Per l’ennesima volta è il silenzio a fare il suo gioco, fino a quando Sara lentamente posa la cornetta! Piange! e senza farsi notare dai suoi genitori entra in bagno. Accende la luce, e sul pavimento si formano le ombre. Si siede sul bordo della vasca e abbassa la testa. Si sente un verme! Come aveva potuto fare questo? Lei, che lo amava più di se stessa. Cerca una risposta a quelle domande. Intanto Luca lentamente! Con lo sguardo fisso sulla finestra, capisce che la sua mente, ora che dovrebbe essere piena di pensieri, è vuota, come se qualcono l’avesse svuotata. Poi cede, e la pioggia non si trovava solo fuori, ma anche nella sua camera. Incomincia a piangere.

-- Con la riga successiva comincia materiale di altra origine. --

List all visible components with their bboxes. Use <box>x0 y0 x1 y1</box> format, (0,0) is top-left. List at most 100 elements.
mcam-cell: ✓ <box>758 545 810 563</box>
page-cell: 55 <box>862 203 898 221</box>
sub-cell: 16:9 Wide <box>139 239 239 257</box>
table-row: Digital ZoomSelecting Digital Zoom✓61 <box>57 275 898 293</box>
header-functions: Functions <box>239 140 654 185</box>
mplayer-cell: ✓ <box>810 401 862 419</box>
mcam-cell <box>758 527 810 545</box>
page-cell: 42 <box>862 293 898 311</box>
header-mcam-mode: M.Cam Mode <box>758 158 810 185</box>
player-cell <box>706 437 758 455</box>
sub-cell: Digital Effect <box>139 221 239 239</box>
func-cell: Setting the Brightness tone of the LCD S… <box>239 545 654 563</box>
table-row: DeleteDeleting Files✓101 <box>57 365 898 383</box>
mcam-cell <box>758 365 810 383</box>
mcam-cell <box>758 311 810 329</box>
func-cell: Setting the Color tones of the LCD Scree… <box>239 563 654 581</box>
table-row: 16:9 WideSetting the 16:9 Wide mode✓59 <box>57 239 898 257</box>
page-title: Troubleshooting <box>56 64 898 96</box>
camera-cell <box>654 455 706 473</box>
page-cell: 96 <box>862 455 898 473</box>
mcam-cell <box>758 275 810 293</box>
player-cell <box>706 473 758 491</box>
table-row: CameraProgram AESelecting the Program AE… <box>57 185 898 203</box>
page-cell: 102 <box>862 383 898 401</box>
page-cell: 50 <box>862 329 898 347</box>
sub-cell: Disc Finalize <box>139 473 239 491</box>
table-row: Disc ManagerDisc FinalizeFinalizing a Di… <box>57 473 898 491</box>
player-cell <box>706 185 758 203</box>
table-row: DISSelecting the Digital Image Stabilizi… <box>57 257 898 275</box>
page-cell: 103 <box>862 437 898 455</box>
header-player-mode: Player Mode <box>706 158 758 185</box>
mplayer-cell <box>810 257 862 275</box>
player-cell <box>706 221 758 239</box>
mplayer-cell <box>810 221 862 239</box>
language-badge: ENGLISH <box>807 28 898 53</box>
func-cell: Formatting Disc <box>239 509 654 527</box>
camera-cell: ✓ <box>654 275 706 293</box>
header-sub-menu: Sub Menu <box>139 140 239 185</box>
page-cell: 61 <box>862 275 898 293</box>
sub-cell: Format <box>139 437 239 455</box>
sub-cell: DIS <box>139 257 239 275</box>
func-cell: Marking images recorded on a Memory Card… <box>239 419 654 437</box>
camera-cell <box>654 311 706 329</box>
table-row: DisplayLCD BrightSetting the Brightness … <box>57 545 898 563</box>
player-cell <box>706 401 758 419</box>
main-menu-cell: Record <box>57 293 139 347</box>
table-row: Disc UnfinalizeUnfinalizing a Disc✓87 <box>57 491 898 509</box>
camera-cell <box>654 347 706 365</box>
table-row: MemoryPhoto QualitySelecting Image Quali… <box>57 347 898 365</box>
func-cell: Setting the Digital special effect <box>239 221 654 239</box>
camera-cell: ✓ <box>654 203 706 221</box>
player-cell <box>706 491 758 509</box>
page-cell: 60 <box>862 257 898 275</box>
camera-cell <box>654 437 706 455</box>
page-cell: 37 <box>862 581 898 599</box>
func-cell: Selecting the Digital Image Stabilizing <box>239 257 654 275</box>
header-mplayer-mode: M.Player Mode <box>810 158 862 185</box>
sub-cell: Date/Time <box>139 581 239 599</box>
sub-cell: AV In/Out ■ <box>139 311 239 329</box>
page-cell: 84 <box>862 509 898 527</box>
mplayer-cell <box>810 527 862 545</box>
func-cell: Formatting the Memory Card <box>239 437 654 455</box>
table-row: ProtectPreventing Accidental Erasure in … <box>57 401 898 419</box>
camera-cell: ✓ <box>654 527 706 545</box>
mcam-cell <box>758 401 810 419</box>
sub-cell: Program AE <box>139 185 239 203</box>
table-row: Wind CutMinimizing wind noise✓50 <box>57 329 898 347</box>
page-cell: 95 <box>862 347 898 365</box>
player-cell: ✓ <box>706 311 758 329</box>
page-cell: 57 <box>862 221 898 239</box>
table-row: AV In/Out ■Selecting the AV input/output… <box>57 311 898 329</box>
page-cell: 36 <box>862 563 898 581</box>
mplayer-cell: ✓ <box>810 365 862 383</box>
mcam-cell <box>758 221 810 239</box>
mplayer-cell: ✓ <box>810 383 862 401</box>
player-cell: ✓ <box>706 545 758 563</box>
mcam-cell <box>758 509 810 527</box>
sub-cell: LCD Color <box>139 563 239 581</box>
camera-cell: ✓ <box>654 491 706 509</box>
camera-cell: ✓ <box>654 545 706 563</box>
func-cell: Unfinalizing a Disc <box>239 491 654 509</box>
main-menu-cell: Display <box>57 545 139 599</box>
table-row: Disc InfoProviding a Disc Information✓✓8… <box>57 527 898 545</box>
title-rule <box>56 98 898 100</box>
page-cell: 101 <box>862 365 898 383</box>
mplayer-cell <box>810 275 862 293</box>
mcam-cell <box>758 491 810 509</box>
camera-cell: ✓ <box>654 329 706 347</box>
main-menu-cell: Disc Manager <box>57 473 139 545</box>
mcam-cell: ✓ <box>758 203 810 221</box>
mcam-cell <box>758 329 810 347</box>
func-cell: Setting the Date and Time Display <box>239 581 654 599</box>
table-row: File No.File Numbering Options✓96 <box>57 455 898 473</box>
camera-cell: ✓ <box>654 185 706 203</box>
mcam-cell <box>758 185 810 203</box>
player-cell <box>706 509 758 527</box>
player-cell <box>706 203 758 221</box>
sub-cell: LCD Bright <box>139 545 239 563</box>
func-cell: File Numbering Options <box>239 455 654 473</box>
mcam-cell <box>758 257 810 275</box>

Sara si guarda allo specchio, capisce che Luca sta male, ma quella è l’unica soluzione. Poi apre la fontana e bagna gli occhi ormai diventati due palloncini rossi! Alza la testa e prendendo l’asciugamano alle sue spalle, si asciuga. Intanto alcune gocce cadono sui suoi piedi. Poggia la mano sullo specchio come per coprire la sua faccia. Un leggero brivido percorre tutto il suo corpo. Un forte vento l’avvolge e ad un tratto si trova nel buio. Niente più la circonda.
- Dove mi trovo?
Capitolo 2
Dolce e Crudele
Tutto è buio, ricco di silenzio, vuoto,arido. Sara è ancora alla ricerca dell’interruttore del suo bagno. Con le mani tese in avanti, spera di toccare qualcosa, qualcosa che le da la certezza dell’esistenza.

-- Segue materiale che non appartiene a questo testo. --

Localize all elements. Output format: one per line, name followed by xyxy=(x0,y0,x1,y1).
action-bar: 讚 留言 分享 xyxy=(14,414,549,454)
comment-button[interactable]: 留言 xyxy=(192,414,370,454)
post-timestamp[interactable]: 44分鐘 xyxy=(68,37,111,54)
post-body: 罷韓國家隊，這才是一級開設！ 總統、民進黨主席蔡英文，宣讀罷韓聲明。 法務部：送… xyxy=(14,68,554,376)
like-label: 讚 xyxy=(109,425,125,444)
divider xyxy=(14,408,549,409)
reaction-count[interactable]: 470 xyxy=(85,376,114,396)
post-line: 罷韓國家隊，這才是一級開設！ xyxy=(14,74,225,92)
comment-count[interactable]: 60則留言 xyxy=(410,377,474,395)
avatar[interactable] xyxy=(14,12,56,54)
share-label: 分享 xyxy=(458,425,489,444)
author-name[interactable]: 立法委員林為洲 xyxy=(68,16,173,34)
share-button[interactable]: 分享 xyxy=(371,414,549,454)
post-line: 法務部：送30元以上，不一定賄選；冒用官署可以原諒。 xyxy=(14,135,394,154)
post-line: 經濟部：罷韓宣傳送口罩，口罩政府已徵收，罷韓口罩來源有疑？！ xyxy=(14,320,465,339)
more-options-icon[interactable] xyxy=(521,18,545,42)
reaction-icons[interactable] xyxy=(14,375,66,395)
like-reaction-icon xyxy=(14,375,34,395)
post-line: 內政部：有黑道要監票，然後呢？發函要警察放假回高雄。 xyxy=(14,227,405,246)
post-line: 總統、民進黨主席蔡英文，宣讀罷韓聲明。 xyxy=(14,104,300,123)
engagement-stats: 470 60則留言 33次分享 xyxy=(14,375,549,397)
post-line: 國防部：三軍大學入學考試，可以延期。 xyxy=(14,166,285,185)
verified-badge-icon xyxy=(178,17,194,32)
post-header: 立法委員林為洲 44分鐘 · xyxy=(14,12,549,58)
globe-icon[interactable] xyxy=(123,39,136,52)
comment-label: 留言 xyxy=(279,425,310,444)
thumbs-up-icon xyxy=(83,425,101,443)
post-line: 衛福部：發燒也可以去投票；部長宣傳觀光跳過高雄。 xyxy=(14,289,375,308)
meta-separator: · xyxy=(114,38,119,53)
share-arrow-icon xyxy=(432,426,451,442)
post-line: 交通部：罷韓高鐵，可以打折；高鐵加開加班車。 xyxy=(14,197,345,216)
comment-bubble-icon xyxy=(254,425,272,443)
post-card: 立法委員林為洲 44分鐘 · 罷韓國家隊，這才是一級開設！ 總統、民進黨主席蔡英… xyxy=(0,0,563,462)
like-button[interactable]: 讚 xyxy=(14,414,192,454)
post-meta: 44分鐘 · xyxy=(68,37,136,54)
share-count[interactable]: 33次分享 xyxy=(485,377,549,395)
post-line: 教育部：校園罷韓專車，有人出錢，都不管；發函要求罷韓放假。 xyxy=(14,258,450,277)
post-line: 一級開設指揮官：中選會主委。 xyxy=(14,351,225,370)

Il suolo è soffice e i suoi piedi nudi lo percepiscono pienamente. Ha la sensazione di camminare su un enorme mare, un mare formato da acqua pungente, come delle spine che spuntano dalla sabbia. Un ambiente dolce e crudele allo stesso tempo. Nel grande silenzio, viene udito un suono forte, risuona forse, in una grotta, o in uno spazio vacante. E’ il cuore di Sara, sede di emozioni, di paure, come quelle che ora sta avendo. Un vento proveniente dal buio stesso rende gelide le sue guance e la punta del suo naso. Il suo respiro aumenta, la sua schiena regge miliardi di brividi, i suoi denti urtano l’uno con l’altro vibrando.
Un raggio di luce giallina spunta da lontano, man mano diviene sempre più grande, l’ambiente prende forma. Sara abbassa le braccia e osserva le pareti rosso fuoco, rosso come un’anima senza speranza. Abbassa lo sguardo e si accorge che il suolo non è altro che un’enorme melma nera. I suoi piedi dal colore chiaro, sono infangati. Alla sua destra una roccia è alzata alcuni centimetri da terra. Aiutandosi con le mani, poggia i piedi sopra uscendo dal fango. Sara trova qualcosa di strano in quella roccia. Insomma com’è fatta una roccia lo sa, sa che ella può essere ruvida o liscia, ma questa è come il vetro, delicata, fragile.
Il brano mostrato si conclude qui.